Para desdramatizar este debate es necesario que volvamos la vista a las constantes de nuestras respectivas historias, que indican que tanto en la península Ibérica como en toda la región, la regla ha sido durante largo tiempo la imbricación de comunidades étnicas y religiosas, a causa del flujo y el reflujo de las poblaciones y las ideas con las que el Mediterráneo ha podido aportar al resto del mundo lo mejor de nuestra humanidad, de nuestro humanismo. Cuando se ha optado por la exclusión se ha producido la decadencia política y la regresión económica y cultural.

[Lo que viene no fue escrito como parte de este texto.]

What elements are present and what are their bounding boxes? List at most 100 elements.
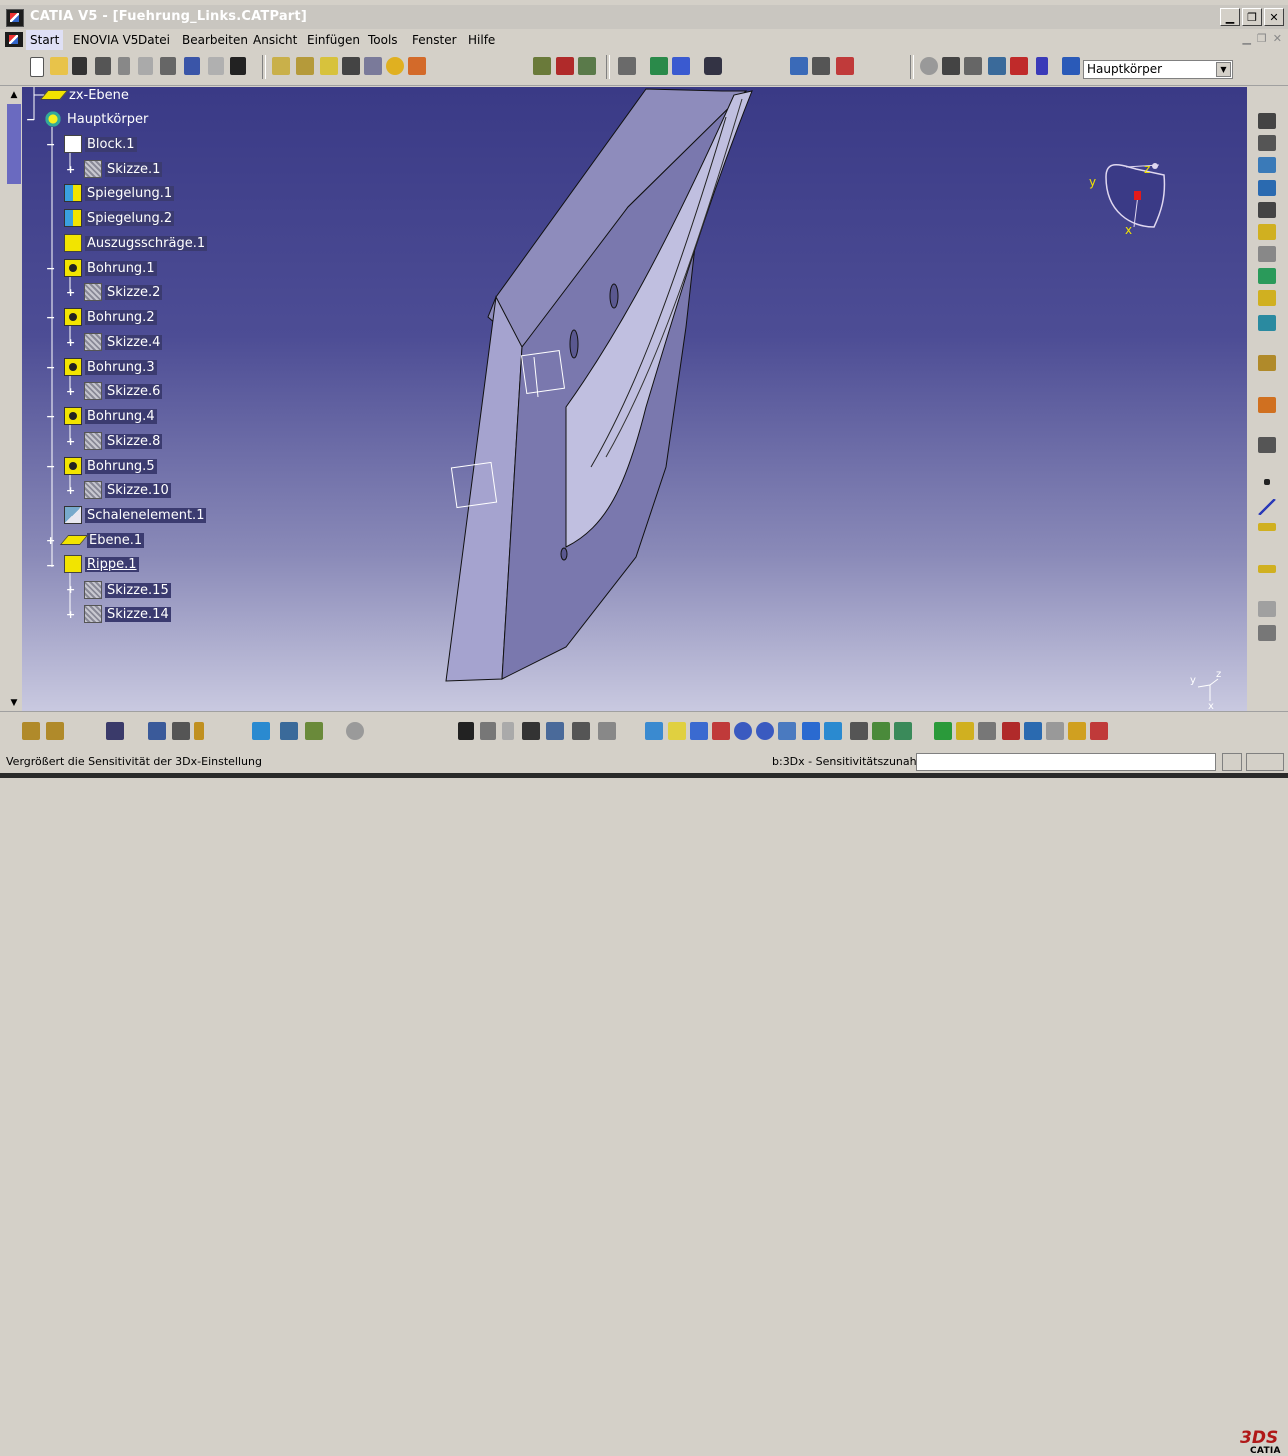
groove-icon[interactable]: [1258, 180, 1276, 196]
tree-node-plane-1[interactable]: Ebene.1: [59, 530, 145, 550]
undo-icon[interactable]: [184, 57, 200, 75]
maximize-button[interactable]: ❐: [1242, 8, 1262, 26]
spin-icon[interactable]: [920, 57, 938, 75]
manipulate-icon[interactable]: [978, 722, 996, 740]
tree-node-sketch-14[interactable]: Skizze.14: [84, 604, 171, 624]
chevron-down-icon[interactable]: ▼: [1216, 62, 1231, 77]
expand-icon[interactable]: +: [66, 337, 75, 348]
apply-material-icon[interactable]: [1068, 722, 1086, 740]
axis-system-icon[interactable]: [942, 57, 960, 75]
move-icon[interactable]: [934, 722, 952, 740]
tree-node-sketch-1[interactable]: Skizze.1: [84, 159, 163, 179]
snap-icon[interactable]: [704, 57, 722, 75]
menu-tools[interactable]: Tools: [368, 33, 398, 47]
compass-handle[interactable]: [1152, 163, 1158, 169]
lock-icon[interactable]: [572, 722, 590, 740]
loft-icon[interactable]: [1258, 290, 1276, 306]
collapse-icon[interactable]: −: [46, 461, 55, 472]
fit-all-icon[interactable]: [668, 722, 686, 740]
hybrid-design-icon[interactable]: [280, 722, 298, 740]
tree-node-zx-plane[interactable]: zx-Ebene: [39, 85, 131, 105]
constraint-icon[interactable]: [812, 57, 830, 75]
fillet-tool-icon[interactable]: [408, 57, 426, 75]
tree-node-sketch-15[interactable]: Skizze.15: [84, 580, 171, 600]
measure-inertia-icon[interactable]: [1046, 722, 1064, 740]
body-icon[interactable]: [1062, 57, 1080, 75]
constraint-icon[interactable]: [22, 722, 40, 740]
tree-node-hole-5[interactable]: Bohrung.5: [64, 456, 157, 476]
close-surface-icon[interactable]: [194, 722, 204, 740]
doc-minimize-icon[interactable]: ▁: [1242, 32, 1250, 45]
collapse-icon[interactable]: −: [46, 263, 55, 274]
expand-icon[interactable]: +: [66, 287, 75, 298]
rib-icon[interactable]: [1258, 224, 1276, 240]
catalog-icon[interactable]: [252, 722, 270, 740]
tree-node-draft-1[interactable]: Auszugsschräge.1: [64, 233, 208, 253]
compass[interactable]: y z x: [1089, 162, 1166, 237]
scroll-up-icon[interactable]: ▲: [6, 87, 22, 103]
collapse-icon[interactable]: −: [46, 139, 55, 150]
expand-icon[interactable]: +: [66, 164, 75, 175]
parameters-icon[interactable]: [305, 722, 323, 740]
collapse-icon[interactable]: −: [46, 411, 55, 422]
copy-icon[interactable]: [138, 57, 153, 75]
tree-node-hole-2[interactable]: Bohrung.2: [64, 307, 157, 327]
plane-icon[interactable]: [1258, 565, 1276, 573]
pan-icon[interactable]: [690, 722, 708, 740]
minimize-button[interactable]: ▁: [1220, 8, 1240, 26]
thickness-tool-icon[interactable]: [578, 57, 596, 75]
material-icon[interactable]: [836, 57, 854, 75]
collapse-icon[interactable]: −: [46, 362, 55, 373]
work-object-icon[interactable]: [1010, 57, 1028, 75]
save-icon[interactable]: [72, 57, 87, 75]
redo-icon[interactable]: [208, 57, 224, 75]
tree-node-sketch-8[interactable]: Skizze.8: [84, 431, 163, 451]
view-icon[interactable]: [346, 722, 364, 740]
tree-node-mirror-2[interactable]: Spiegelung.2: [64, 208, 175, 228]
law-icon[interactable]: [598, 722, 616, 740]
tree-node-main-body[interactable]: Hauptkörper: [44, 109, 150, 129]
measure-icon[interactable]: [618, 57, 636, 75]
tree-scrollbar[interactable]: ▲ ▼: [6, 87, 22, 711]
expand-icon[interactable]: +: [66, 436, 75, 447]
tree-node-block-1[interactable]: Block.1: [64, 134, 137, 154]
cut-icon[interactable]: [118, 57, 130, 75]
snap-to-icon[interactable]: [956, 722, 974, 740]
fillet-icon[interactable]: [1258, 355, 1276, 371]
annotation-icon[interactable]: [790, 57, 808, 75]
doc-close-icon[interactable]: ✕: [1273, 32, 1282, 45]
expand-icon[interactable]: +: [66, 584, 75, 595]
collapse-icon[interactable]: −: [46, 560, 55, 571]
menu-einfuegen[interactable]: Einfügen: [307, 33, 360, 47]
body-selector-dropdown[interactable]: Hauptkörper ▼: [1083, 60, 1233, 79]
menu-bearbeiten[interactable]: Bearbeiten: [182, 33, 248, 47]
layer-icon[interactable]: [1036, 57, 1048, 75]
menu-start[interactable]: Start: [26, 30, 64, 50]
remove-loft-icon[interactable]: [1258, 315, 1276, 331]
shell-tool-icon[interactable]: [556, 57, 574, 75]
rotate-icon[interactable]: [712, 722, 730, 740]
measure-between-icon[interactable]: [1002, 722, 1020, 740]
document-icon[interactable]: [5, 32, 23, 47]
whats-this-icon[interactable]: [230, 57, 246, 75]
shaft-icon[interactable]: [1258, 157, 1276, 173]
scroll-thumb[interactable]: [7, 104, 21, 184]
expand-icon[interactable]: +: [66, 485, 75, 496]
multi-section-icon[interactable]: [364, 57, 382, 75]
expand-icon[interactable]: +: [66, 386, 75, 397]
shaft-tool-icon[interactable]: [320, 57, 338, 75]
iso-view-icon[interactable]: [824, 722, 842, 740]
menu-hilfe[interactable]: Hilfe: [468, 33, 495, 47]
command-input[interactable]: [916, 753, 1216, 771]
table-icon[interactable]: [522, 722, 540, 740]
hide-show-icon[interactable]: [872, 722, 890, 740]
tree-node-rib-1[interactable]: Rippe.1: [64, 554, 139, 574]
scroll-down-icon[interactable]: ▼: [6, 695, 22, 711]
scan-icon[interactable]: [106, 722, 124, 740]
status-button[interactable]: [1222, 753, 1242, 771]
open-icon[interactable]: [50, 57, 68, 75]
doc-restore-icon[interactable]: ❐: [1257, 32, 1267, 45]
constraint-defined-icon[interactable]: [46, 722, 64, 740]
collapse-icon[interactable]: −: [26, 114, 35, 125]
swap-space-icon[interactable]: [894, 722, 912, 740]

Sepamos hacer uso de la historia para encontrar respuestas. Prohibámonos la instrumentalización del problema de la inmigración como arma arrojadiza frente a nuestras opiniones públicas. Sabemos lo que España y Marruecos podrían hacer juntos para normalizar los flujos migratorios y optimizar la ecuación de una sociedad española en declive demográfico, socia de un Marruecos responsable que no haga de la inmigración la exculpación de todos sus problemas. Una solución global, innovadora y voluntarista será la mejor respuesta.
Para concluir, cabe preguntarse por el estado de la asociación entre Marruecos y España. Seguramente no es éste su mejor momento, y tampoco se debe solamente a la crisis coyuntural de estos últimos meses. Creo que durante demasiado tiempo hemos trabajado juntos con carencia de creatividad y que nuestra cooperación necesita una profunda renovación.

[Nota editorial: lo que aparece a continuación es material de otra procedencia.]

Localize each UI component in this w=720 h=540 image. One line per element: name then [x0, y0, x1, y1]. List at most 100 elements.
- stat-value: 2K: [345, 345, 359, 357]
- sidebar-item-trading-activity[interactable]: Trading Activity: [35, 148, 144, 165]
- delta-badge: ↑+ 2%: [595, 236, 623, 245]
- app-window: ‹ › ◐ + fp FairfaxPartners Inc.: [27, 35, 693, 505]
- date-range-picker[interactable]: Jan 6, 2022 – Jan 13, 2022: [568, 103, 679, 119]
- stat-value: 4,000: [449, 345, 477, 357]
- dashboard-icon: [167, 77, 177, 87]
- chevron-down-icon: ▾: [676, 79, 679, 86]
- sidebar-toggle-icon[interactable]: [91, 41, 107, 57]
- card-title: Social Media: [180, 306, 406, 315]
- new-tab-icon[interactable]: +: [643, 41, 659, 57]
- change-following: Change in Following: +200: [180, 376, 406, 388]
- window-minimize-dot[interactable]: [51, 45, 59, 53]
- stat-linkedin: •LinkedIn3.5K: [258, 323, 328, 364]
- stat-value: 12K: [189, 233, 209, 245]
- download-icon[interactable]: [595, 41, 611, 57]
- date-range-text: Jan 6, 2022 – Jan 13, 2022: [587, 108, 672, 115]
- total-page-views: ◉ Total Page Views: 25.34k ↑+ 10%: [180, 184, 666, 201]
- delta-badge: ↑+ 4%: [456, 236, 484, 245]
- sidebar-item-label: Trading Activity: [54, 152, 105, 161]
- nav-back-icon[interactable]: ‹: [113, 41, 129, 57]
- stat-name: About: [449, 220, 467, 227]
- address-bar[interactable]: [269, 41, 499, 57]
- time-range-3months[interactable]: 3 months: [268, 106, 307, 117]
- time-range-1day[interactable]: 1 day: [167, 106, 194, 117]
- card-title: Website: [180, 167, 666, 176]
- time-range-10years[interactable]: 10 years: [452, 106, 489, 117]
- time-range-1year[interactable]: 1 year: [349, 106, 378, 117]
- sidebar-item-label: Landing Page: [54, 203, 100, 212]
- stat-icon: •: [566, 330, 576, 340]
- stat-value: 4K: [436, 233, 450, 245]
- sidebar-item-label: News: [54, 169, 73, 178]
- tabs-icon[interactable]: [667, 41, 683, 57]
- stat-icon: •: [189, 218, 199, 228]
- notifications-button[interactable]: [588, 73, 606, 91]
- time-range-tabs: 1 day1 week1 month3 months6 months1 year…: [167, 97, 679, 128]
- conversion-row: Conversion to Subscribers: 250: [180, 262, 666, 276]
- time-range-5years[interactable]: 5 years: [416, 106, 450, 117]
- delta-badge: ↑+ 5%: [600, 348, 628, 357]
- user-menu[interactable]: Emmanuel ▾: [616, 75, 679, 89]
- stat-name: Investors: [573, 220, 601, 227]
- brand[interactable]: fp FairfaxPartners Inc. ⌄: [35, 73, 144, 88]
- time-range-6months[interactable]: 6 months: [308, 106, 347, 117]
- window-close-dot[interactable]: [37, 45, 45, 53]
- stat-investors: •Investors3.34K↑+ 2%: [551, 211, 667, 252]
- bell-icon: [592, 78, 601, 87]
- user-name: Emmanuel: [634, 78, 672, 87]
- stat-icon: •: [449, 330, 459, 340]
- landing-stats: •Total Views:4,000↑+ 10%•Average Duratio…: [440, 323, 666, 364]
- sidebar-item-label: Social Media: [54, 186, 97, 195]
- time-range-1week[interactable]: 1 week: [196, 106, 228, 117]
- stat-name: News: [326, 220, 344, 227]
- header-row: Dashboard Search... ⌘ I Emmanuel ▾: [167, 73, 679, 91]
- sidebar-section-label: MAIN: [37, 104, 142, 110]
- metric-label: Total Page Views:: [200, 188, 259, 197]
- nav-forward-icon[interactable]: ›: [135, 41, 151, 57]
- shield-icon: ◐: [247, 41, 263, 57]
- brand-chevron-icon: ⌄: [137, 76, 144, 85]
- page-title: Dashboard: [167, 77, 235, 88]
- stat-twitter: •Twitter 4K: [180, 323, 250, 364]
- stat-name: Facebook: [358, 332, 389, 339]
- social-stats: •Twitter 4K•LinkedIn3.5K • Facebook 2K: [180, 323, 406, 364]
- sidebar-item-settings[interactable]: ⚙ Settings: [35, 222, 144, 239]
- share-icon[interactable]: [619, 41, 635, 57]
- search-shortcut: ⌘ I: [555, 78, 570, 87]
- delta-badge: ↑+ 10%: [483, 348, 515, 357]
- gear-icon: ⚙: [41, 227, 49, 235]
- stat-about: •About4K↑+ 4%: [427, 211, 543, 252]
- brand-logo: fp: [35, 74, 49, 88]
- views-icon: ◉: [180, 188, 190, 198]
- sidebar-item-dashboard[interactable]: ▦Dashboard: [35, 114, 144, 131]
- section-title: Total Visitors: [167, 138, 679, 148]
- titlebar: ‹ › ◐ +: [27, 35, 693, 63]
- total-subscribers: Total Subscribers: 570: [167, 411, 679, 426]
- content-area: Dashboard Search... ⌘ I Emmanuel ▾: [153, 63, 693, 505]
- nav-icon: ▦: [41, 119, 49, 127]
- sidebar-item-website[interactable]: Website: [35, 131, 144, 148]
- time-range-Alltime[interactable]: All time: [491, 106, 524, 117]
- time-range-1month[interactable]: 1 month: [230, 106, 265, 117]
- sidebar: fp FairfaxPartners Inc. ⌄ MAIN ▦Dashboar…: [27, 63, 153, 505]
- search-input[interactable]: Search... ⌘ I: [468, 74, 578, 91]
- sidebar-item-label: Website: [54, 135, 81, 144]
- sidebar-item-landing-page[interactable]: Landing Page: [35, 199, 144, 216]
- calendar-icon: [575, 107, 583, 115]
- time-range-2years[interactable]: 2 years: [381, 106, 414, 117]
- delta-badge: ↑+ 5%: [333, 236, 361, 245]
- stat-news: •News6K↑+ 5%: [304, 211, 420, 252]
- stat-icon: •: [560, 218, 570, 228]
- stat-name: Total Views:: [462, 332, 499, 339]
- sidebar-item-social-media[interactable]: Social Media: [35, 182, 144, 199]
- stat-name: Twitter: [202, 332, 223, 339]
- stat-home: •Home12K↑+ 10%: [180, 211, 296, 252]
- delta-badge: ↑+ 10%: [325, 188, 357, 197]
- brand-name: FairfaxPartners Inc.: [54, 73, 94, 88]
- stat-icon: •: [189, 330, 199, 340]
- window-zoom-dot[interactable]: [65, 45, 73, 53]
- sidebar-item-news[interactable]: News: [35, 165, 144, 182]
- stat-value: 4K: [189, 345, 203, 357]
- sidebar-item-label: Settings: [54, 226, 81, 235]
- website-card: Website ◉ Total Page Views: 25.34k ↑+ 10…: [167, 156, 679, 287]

Juntos hubiéramos podido y debido ser líderes asociados en los mercados mundiales de la pesca, de las frutas y legumbres, de los productos textiles y, por qué no, de la electrónica o de los componentes de la industria automovilística y aeronáutica, donde somos complementarios. Y del turismo, sector en que ni un solo inversor español está presente en Marruecos, como si se tratara del Triángulo de las Bermudas para ellos. A muy poca distancia de la Costa del Sol se encuentra una oportunidad para aquellos tan numerosos en España que gestionan este sector como pocos saben hacerlo en el mundo. También en lo agroalimentario. Marruecos es prolongación del espacio turístico español, como lo demuestran las rutas del Legado Andalusí. Asimismo, hemos de trabajar en el terreno de la ingeniería financiera, en la gestión de la deuda, de la cobertura y de la apreciación del riesgo-país, del capital-riesgo o de la financiación de las actividades prioritarias hispano-marroquíes. Con excesiva frecuencia actuamos aisladamente, cuando el nuestro es el tiempo de la globalización, y juntos podremos afrontar mejor sus retos.
Con innovación y más medios podemos realizar la inmensa ambición con que pueden actuar nuestros dos países, y superar las dificultades que siguen existiendo. Como dijera Jean Jaurès, "es necesario partir siempre de la realidad si se pretende llegar un día al ideal", y la realidad de la que partimos ofrece sólidos argumentos. Ambos países convergen hoy en el anclaje democrático, el Estado de derecho, la solidaridad social y la economía de mercado, que evidencian que estamos del mismo lado. Esto es germen de una dinámica positiva capaz de absorber los contenciosos pendientes, dentro de una sólida asociación, a la altura de las aspiraciones y de las expectativas de las generaciones venideras que, sin duda, consolidarán y superarán nuestro esfuerzo a la hora de concebir una asociación libre de estos arcaísmos y capaz de responder al legado de nuestra historia común y los retos del presente y el futuro.
André Azoulay es consejero del rey de Marruecos, Mohamed VI.